Le caporal butinera avec les trois plus âgées (brandy par ci, bisou par là, et déclarations, et promesses de rendez-vous nocturne) jusqu'à une funeste nuit où il poussera sa pollinisation un peu trop loin, et les choses ne se passeront pas comme prévu, pour aucune (et pour aucun), et ça sera le bazar dans la ruche.
Le mot gynécée est parfaitement adapté à ce film (et aux films précédents de Sofia C) : femmes femmes femmes (ça y est je vais avoir la chanson de Serge Lama dans la tête toute la matinée, et j'espère que vous aussi), vase clos, et l'autorité (la patronne) qui chapeaute tout ça (la mère, la directrice, ou la reine). Et le poids des conventions et des convenances qui commence sérieux à craquouiller aux coutures (serrés et réguliers les points, ce sera dit plusieurs fois dans le film), sous la pression de l'effervescence des sens. Et Colinchou serait un peu le jardinier de tous ces Lady Chatterley-là... A le voir manier la pelle le rateau la binette la bistouquette la serfouette (trouve l'outil qui ne va pas avec les autres), toutes les pucelles, damoiselles, donzelles, jouvencelles (même jeu que précédemment) s'émeuvent et c'est rien de le dire... Concours d'élégance, voire d'audace vestimentaire (un décolleté ? couvrez-vous cf plus haut), rivalité, chuchotis, oeillades, minauderies et quasi-pâmoisons, rien ne manque dans la première partie du film (jusqu'à la funeste nuit) et c'est comme si les Virgin suicides donnaient la main à Marie-Antoinette (et même à la Scarlett Johansson de Lost in translation) pour effectuer leur petit pas de danse corseté mais enjôleur.
Après, tout change, et les choses se corsent. Tout devient soudain plus violent, plus brutal (mais, élégance oblige, le plus dur est toujours off). Sofia Coppola met le turbo, -enfin, son turbo à elle- illustre l'adage "la violence appelle la violence" et c'est vrai que ça commence à faire (de plus en plus) mal. Mais le film toujours se tient, impeccablement. Avec une grande élégance (la photo de Philippe Le Sourd touche au sublime). Je parlais de très bonne surprise et je confirme. Nicole Kidman m'a bluffé (peut-être parce que je ne l'avais pas vue depuis longtemps ? 2010, Rabbit Hole) et mérite aussi les éloges (mais, comme dirait Téléramuche, "le reste de la distribution est à l'avenant" -moi je dirais plutôt "...n'est pas en reste" ce qui veut dire pareil, mais en faisant plus son malin...)

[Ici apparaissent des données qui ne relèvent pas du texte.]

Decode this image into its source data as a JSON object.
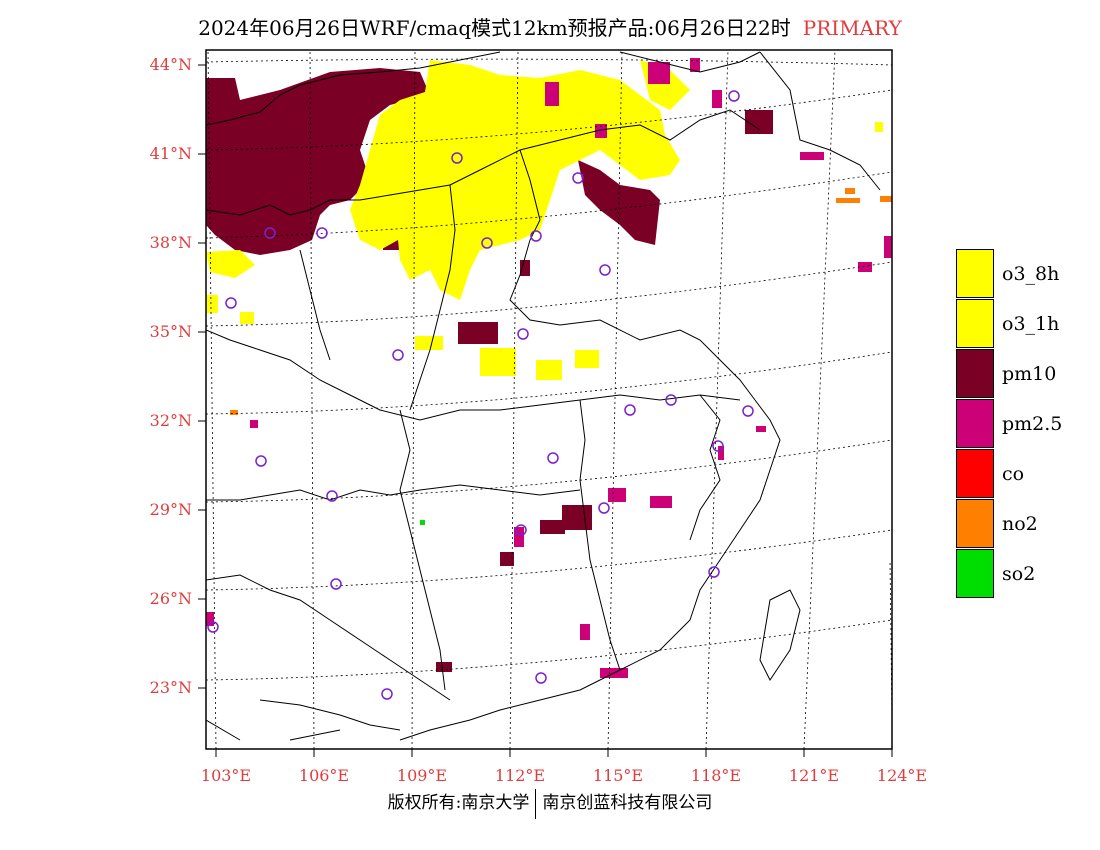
{
  "title": {
    "main": "2024年06月26日WRF/cmaq模式12km预报产品:06月26日22时",
    "mode": "PRIMARY"
  },
  "latitude_labels": [
    "44°N",
    "41°N",
    "38°N",
    "35°N",
    "32°N",
    "29°N",
    "26°N",
    "23°N"
  ],
  "longitude_labels": [
    "103°E",
    "106°E",
    "109°E",
    "112°E",
    "115°E",
    "118°E",
    "121°E",
    "124°E"
  ],
  "legend": [
    {
      "label": "o3_8h",
      "color": "#ffff00"
    },
    {
      "label": "o3_1h",
      "color": "#ffff00"
    },
    {
      "label": "pm10",
      "color": "#7a0026"
    },
    {
      "label": "pm2.5",
      "color": "#cc0077"
    },
    {
      "label": "co",
      "color": "#ff0000"
    },
    {
      "label": "no2",
      "color": "#ff8000"
    },
    {
      "label": "so2",
      "color": "#00dd00"
    }
  ],
  "footer": {
    "left": "版权所有:南京大学",
    "right": "南京创蓝科技有限公司"
  },
  "station_marker_color": "#7a20d0"
}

En parlant de malin, justement, ayons une petite pensée émue pour notre caporal Colinchou qui ne l'a pas vraiment été, quand même, à vouloir canonner ainsi, virilement, à tous les vents, et aurait du faire montre d'un peu plus de discernement, en faisant fonctionner son cerveau plutôt que son organe viril... Tel épris qui croyait prendre (hihihi).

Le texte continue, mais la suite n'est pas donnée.